Her yıl 24 Kasım ‘Öğretmenler Günü’ olarak kutlanıyor. Hediyeler, çiçekler veya özel kutlamalar yapılıyor.
Çoğunlukla her okul kendi öğretmenleriyle bir kutlama yapıyor. Özlü sözler paylaşılıyor. Bütün öğretmenlerin kutsallığından söz ediliyor. Sosyal medya hesapları bu özel kutlamalar ile bir günlüğüne gündemimizi oluşturuyor.
Tıpkı diğer özel günlerde olduğu gibi yılın bir günü özel hissetme ve hissettirme alışkanlığı yıllar boyu devam ediyor. Bu durum eşitsizlikleri gizlediği gibi problemleri de yokmuş gibi gösteriyor. Anneler, kadınlar, çocuklar, hayvanlar ve diğer tüm canlılar gibi öğretmenler de sadece bir günlüğüne özel ve kutsal oluyor.
Atanamayan öğretmenleri düşünüyorum. Atanamadığı için başka işlerde çalışmak zorunda kalan öğretmenleri düşünüyorum. Sınıflarında öğrencileri ile birlikte olması gerekirken başka işlerde çalışırken hayatını kaybeden öğretmenleri düşünüyorum. Öğretmenlik mesleğini yaparken öldürülen öğretmenleri düşünüyorum.
Yıllar sonra öğretmenlik mesleğine kavuşmuşken öğrenciler ve veliler tarafından şiddet gören öğretmenleri de unutmayalım. Öğrenciye zayıf not verdiği için şiddet gören öğretmenler gibi. Her gün WhatsApp gruplarında ailelerle, okul sınırları dışında da mesleğini devam ettiren öğretmenler gibi. İsim yapmış belli okullar dışında çalışan ancak eşit çalışma koşullarının dışında fırsatlara ulaşma açısından da eşitlikten uzak olan öğretmenler gibi. Okulda yapılan etkinliklerde kullandıkları gökkuşağı renklerden dolayı mesleğine son verilen öğretmenler gibi.
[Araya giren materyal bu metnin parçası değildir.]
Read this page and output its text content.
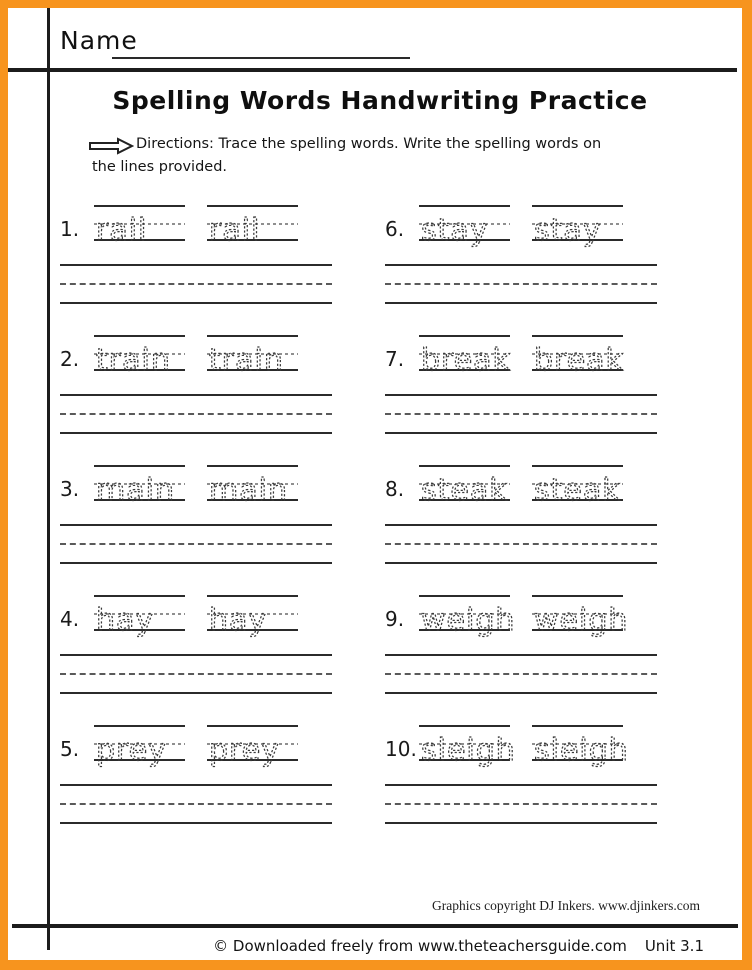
Name
Spelling Words Handwriting Practice
Directions: Trace the spelling words. Write the spelling words on
the lines provided.
1. rail rail	6. stay stay
2. train train	7. break break
3. main main	8. steak steak
4. hay hay	9. weigh weigh
5. prey prey	10. sleigh sleigh
Graphics copyright DJ Inkers. www.djinkers.com
© Downloaded freely from www.theteachersguide.com	Unit 3.1
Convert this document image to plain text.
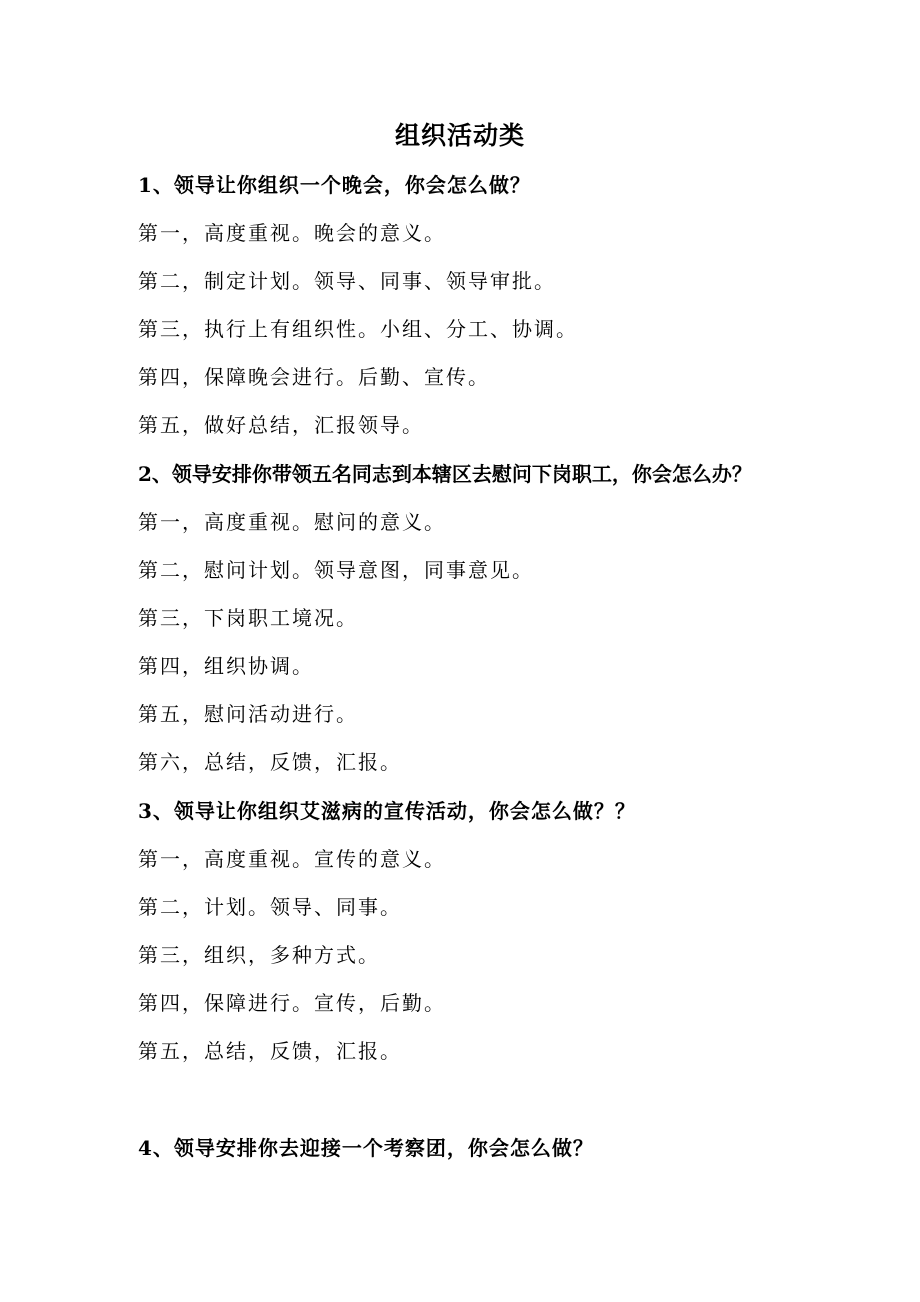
组织活动类
1、领导让你组织一个晚会，你会怎么做？
第一，高度重视。晚会的意义。
第二，制定计划。领导、同事、领导审批。
第三，执行上有组织性。小组、分工、协调。
第四，保障晚会进行。后勤、宣传。
第五，做好总结，汇报领导。
2、领导安排你带领五名同志到本辖区去慰问下岗职工，你会怎么办？
第一，高度重视。慰问的意义。
第二，慰问计划。领导意图，同事意见。
第三，下岗职工境况。
第四，组织协调。
第五，慰问活动进行。
第六，总结，反馈，汇报。
3、领导让你组织艾滋病的宣传活动，你会怎么做？？
第一，高度重视。宣传的意义。
第二，计划。领导、同事。
第三，组织，多种方式。
第四，保障进行。宣传，后勤。
第五，总结，反馈，汇报。
4、领导安排你去迎接一个考察团，你会怎么做？
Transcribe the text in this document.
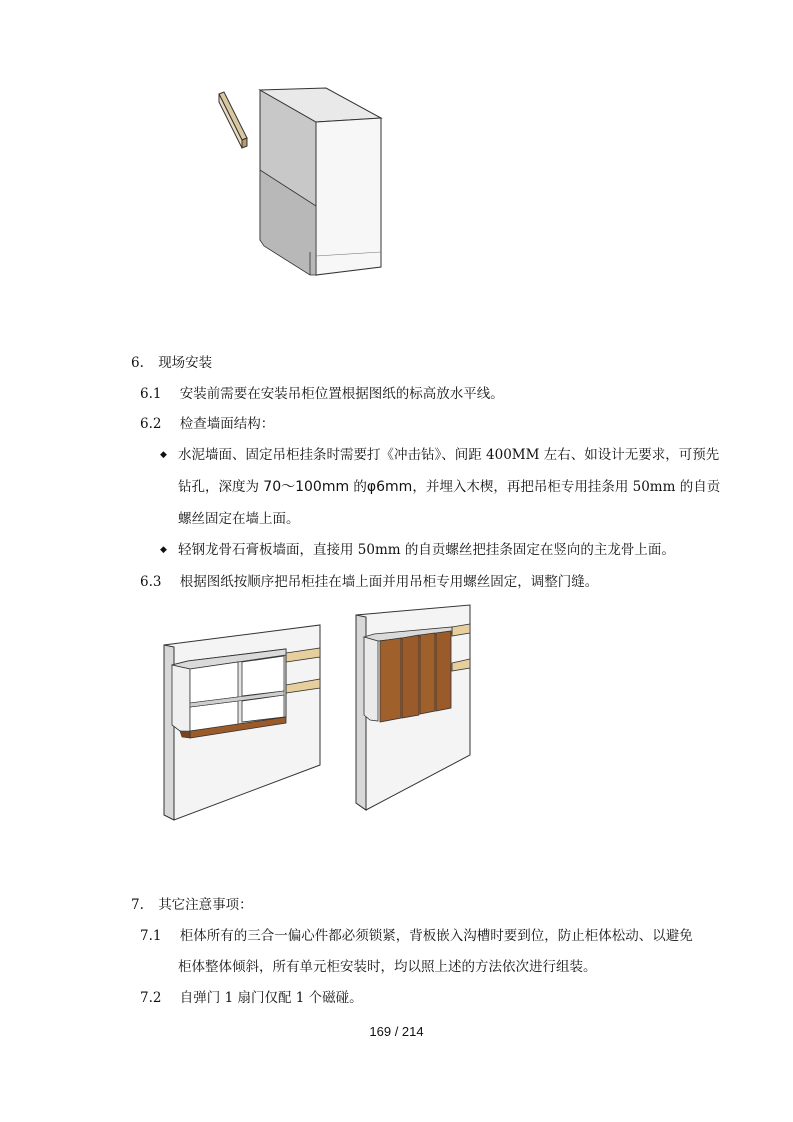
6. 现场安装
6.1 安装前需要在安装吊柜位置根据图纸的标高放水平线。
6.2 检查墙面结构：
◆ 水泥墙面、固定吊柜挂条时需要打《冲击钻》、间距 400MM 左右、如设计无要求，可预先
钻孔，深度为 70～100mm 的φ6mm，并埋入木楔，再把吊柜专用挂条用 50mm 的自贡
螺丝固定在墙上面。
◆ 轻钢龙骨石膏板墙面，直接用 50mm 的自贡螺丝把挂条固定在竖向的主龙骨上面。
6.3 根据图纸按顺序把吊柜挂在墙上面并用吊柜专用螺丝固定，调整门缝。
7. 其它注意事项：
7.1 柜体所有的三合一偏心件都必须锁紧，背板嵌入沟槽时要到位，防止柜体松动、以避免
柜体整体倾斜，所有单元柜安装时，均以照上述的方法依次进行组装。
7.2 自弹门 1 扇门仅配 1 个磁碰。
169 / 214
Tek bir sınıfta ilkokul kademelerinin hepsinin olduğu ve sobalar ile ısınan okulda çalışan öğretmenler de var. Bu durumun nostaljisi yapılarak romantik bir hava verilmeye çalışılıyor. Düzeltilebilecek durumlar ve fiziksel noktalar varken nasıl olsa idare ediliyor denilip göz ardı edilmesi gibi. Gelen öğretmen görev süresi bitince gidiyor kimse kalıcı değil diye söylenmesi gibi. Bir tarafta tüm ilkokul kademelerini aynı sınıfta okutmaya çalışan, diğer tarafta da en az 30 kişilik sınıflarda ders anlatmaya çalışan öğretmenler gibi.
Tüm bunların dışında Ankara’da bir lisede çalışan ve 44 yıllık çalışma hayatından emekli olan öğretmeni öğrenciler, öğretmenler hep birlikte uğurladığı video da aklıma geliyor. Bir öğrencisinde iz bırakan ve temas ettiği her öğrencisinin hayatını değiştiren öğretmenleri düşünüyorum. Umut doluyorum. İdealist öğretmenlerin sınıflarında ders dinleyen öğrencilerin ne kadar şanslı olduğunu düşünüyorum.
Sadece bir diploma ile değil de içten gelerek yapılması gereken meslek olan öğretmenlik, ancak böylelikle geleceği şekillendirebilir. Ancak mücadeleyi, umudu, çalışmayı ve başarının getirdiği mutluluğu öğrencilerine yaşatan öğretmen; güneşli güzel günlerin yakın olmasını sağlayabilir. Sadece öğretmenlik değil, diğer tüm mesleklere, insanlara, canlılara ve doğaya saygı duymayı öğrenerek büyüyen bir ailenin çocuğu geleceğin kahramanlarından olabilir.
Her şeye rağmen değil de sadece ‘iyi ki varsınız’ diyebileceğimiz nice günleriniz olsun. Öğretmenler gününüz kutlu olsun!